Sens client: entre état d’esprit et modus operandi

Qu’est ce que le sens client ? Un état d’esprit, un côté iconoclaste et une capacité à se poser les bonnes questions, qui font du quotidien de l’acteur de la relation client, un aller retour entre profession de foi et modus opérandi. Décryptage.

Un état d’esprit

Tout est affaire de comportement avant même que de formation

La plupart des situations complexes  que vivent les clients  trouvent leurs racines dans le comportement des professionnels de la relation client. Et nous le savons les comportements sont très souvent le reflet de notre état d’esprit.

Nous avons tous eu à faire  à une personne, qui alors que nous vivions un moment  » difficile » en tant que client, ne pouvait imaginer aucune autre solution que celle proposée par les procédures usuelles. Vision  mono facette  des choses appelant le plus souvent une solution centrée entreprise et créant , de fait,  une expérience malheureuse pour le client.

Un état d’esprit et donc un profil  particulier

Le fait d’aborder  la problématique du client sous un autre voire plusieurs angles  revient à  faciliter sa vie et à capitaliser sur le capital relationnel  tout en  préservant l’entreprise à long terme. Cela démontre surtout que l’on s’investit pour lui  trouver une solution et cet engagement surtout s’il est sincère, nourrit la reconnaissance et donc la loyauté que le client ressentira pour votre marque et ses collaborateurs.

Ne devraient travailler au contact des clients, que les personnes qui savent se remettre en question, qui aiment faciliter la vie des autres, et qui trouvent de la valeur à rendre service et  aiment se faire  les « champions » des clients .

Des fondamentaux à  déconstruire

« Les actionnaires d’abord »

Les entreprises aujourd’hui pensent d’abord actionnaires, ensuite clients et enfin collaborateurs. Pourquoi ne pas dans un premier temps se concentrer sur ses collaborateurs en leur donnant les moyens de s’épanouir professionnellement et ils seront à même de servir le client de façon plus efficace;ce qui aura un effet sur les résultats de l’entreprise pour le bonheur des actionnaires.

« On a toujours fait comme cela »

Pour mieux apporter une expérience client de qualité, il faut parfois lutter contre soi-même, ses habitudes, ses process bien huilés  et  risquer de changer les choses. Il faut parfois se faire violence et quitter sa zone de confort et son train train quotidien. Sortir du  » on a toujours fait comme cela  » alors que le client lui est passé à une autre étape, être iconoclaste du point de vue de l’entreprise mais juste à temps ou en avance pour le client.

C’est le client qui se trompe, pas moi »

C’est le grand contre coup du « client (qui) à toujours raison.  Il existe une très grande arrogance de la part de certains professionnels de la relation client qui pensent souvent avoir la science infuse  et ne considèrent pas le client comme étant de bonne foi, à priori. Et puis si le client se trompe  pourquoi lui  refuser tout simplement son droit à l’erreur ?

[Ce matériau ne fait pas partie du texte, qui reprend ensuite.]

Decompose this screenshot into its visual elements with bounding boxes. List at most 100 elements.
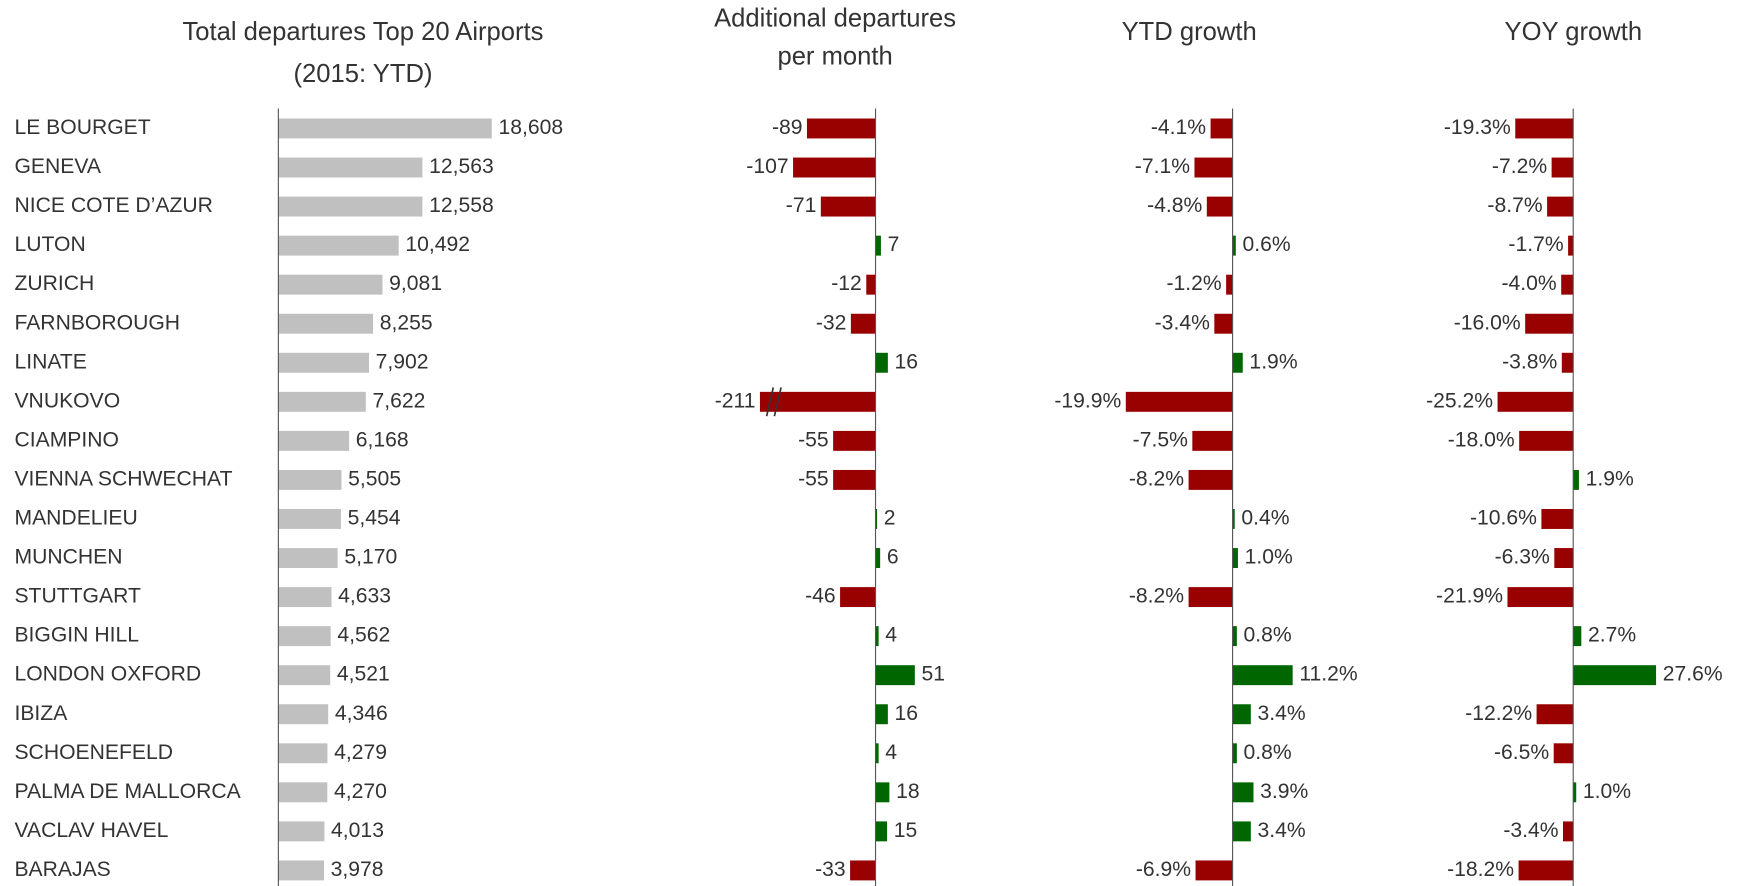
value-label: 7,902 — [376, 350, 429, 373]
bar — [833, 469, 876, 490]
value-label: -19.9% — [1054, 389, 1121, 412]
bar — [1573, 626, 1582, 647]
bar — [1232, 704, 1251, 725]
value-label: 3.9% — [1260, 780, 1308, 803]
category-label: CIAMPINO — [14, 428, 119, 451]
value-label: 4 — [885, 624, 897, 647]
bar — [1519, 430, 1574, 451]
bar — [278, 548, 338, 568]
value-label: 4,013 — [331, 819, 384, 842]
bar — [850, 860, 876, 881]
bar — [278, 430, 350, 451]
value-label: 0.4% — [1241, 507, 1289, 530]
bar — [875, 509, 878, 529]
value-label: -16.0% — [1454, 311, 1521, 334]
bar — [875, 743, 879, 764]
bar — [875, 821, 888, 842]
bar — [278, 313, 374, 334]
bar — [875, 782, 890, 803]
bar — [806, 118, 876, 139]
value-label: 4,521 — [337, 663, 390, 686]
category-label: LE BOURGET — [14, 116, 150, 139]
value-label: 2.7% — [1588, 624, 1636, 647]
category-label: MUNCHEN — [14, 546, 122, 569]
category-label: BARAJAS — [14, 858, 110, 881]
bar — [1206, 196, 1233, 217]
category-label: LUTON — [14, 233, 85, 256]
bar — [278, 782, 328, 803]
value-label: 4 — [885, 741, 897, 764]
chart-title: Additional departures — [714, 5, 956, 33]
bar — [850, 313, 876, 334]
bar — [1561, 352, 1574, 373]
bar — [278, 118, 492, 139]
bar — [1573, 665, 1657, 686]
value-label: 51 — [922, 663, 946, 686]
value-label: -12.2% — [1465, 702, 1532, 725]
value-label: 8,255 — [380, 311, 433, 334]
chart-title: (2015: YTD) — [294, 60, 433, 88]
bar — [875, 665, 915, 686]
value-label: -25.2% — [1426, 389, 1493, 412]
value-label: -12 — [831, 272, 862, 295]
bar — [278, 587, 332, 608]
bar — [1195, 860, 1233, 881]
bar — [1226, 274, 1233, 295]
category-label: VNUKOVO — [14, 389, 120, 412]
value-label: 0.8% — [1244, 624, 1292, 647]
bar — [1573, 469, 1579, 490]
bar — [875, 548, 881, 568]
category-label: ZURICH — [14, 272, 94, 295]
category-label: PALMA DE MALLORCA — [14, 780, 241, 803]
bar — [278, 704, 329, 725]
bar — [278, 274, 383, 295]
bar — [1125, 391, 1233, 412]
value-label: 11.2% — [1299, 663, 1357, 686]
value-label: -4.8% — [1147, 194, 1202, 217]
category-label: BIGGIN HILL — [14, 624, 139, 647]
category-label: MANDELIEU — [14, 507, 137, 530]
value-label: -8.7% — [1487, 194, 1542, 217]
value-label: 10,492 — [405, 233, 470, 256]
value-label: 7 — [888, 233, 900, 256]
bar — [278, 821, 325, 842]
value-label: 3.4% — [1257, 819, 1305, 842]
value-label: -10.6% — [1470, 507, 1537, 530]
bar — [1551, 157, 1574, 178]
category-label: FARNBOROUGH — [14, 311, 180, 334]
category-label: VIENNA SCHWECHAT — [14, 468, 232, 491]
value-label: 1.0% — [1245, 546, 1293, 569]
bar — [1525, 313, 1574, 334]
bar — [1553, 743, 1574, 764]
bar — [793, 157, 876, 178]
bar — [278, 860, 324, 881]
bar — [1232, 665, 1293, 686]
bar — [1232, 743, 1237, 764]
bar — [1232, 235, 1236, 256]
bar — [1507, 587, 1574, 608]
value-label: -32 — [816, 311, 847, 334]
axis-break — [773, 387, 782, 417]
bar — [1561, 274, 1574, 295]
value-label: -8.2% — [1129, 468, 1184, 491]
chart-title: per month — [777, 42, 892, 70]
value-label: 6 — [887, 546, 899, 569]
value-label: 16 — [895, 702, 919, 725]
bar — [1188, 469, 1233, 490]
value-label: 12,563 — [429, 155, 494, 178]
chart-title: Total departures Top 20 Airports — [182, 18, 543, 46]
value-label: 4,562 — [337, 624, 390, 647]
value-label: 16 — [895, 350, 919, 373]
value-label: 5,505 — [348, 468, 401, 491]
chart-title: YOY growth — [1505, 18, 1643, 46]
value-label: -107 — [746, 155, 788, 178]
bar — [1232, 821, 1251, 842]
value-label: 6,168 — [356, 428, 409, 451]
value-label: -7.2% — [1492, 155, 1547, 178]
value-label: 4,633 — [338, 585, 391, 608]
value-label: -33 — [815, 858, 846, 881]
bar — [1541, 509, 1574, 529]
axis-break — [765, 387, 775, 417]
bar — [1563, 821, 1574, 842]
bar — [866, 274, 876, 295]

Savoir se poser les bonnes questions

  • Ce  que je vais proposer apporte-t-il de la valeur au client et au collaborateur ?
  • Si cela ne simplifie pas la vie du client et du collaborateur ce que je fais ne sera pas populaire et donc  se révélera inefficace , dois-je m’arrêter? 
  • Si je n’ai pas tenu les promesses faites au client dois- je m’attendre à une perte de confiance qui  fera gagner la concurrence?

Ces trois questions posées avec à propos et très régulièrement, permettront d’améliorer sensiblement l’expérience client et de parfaire notre sens client.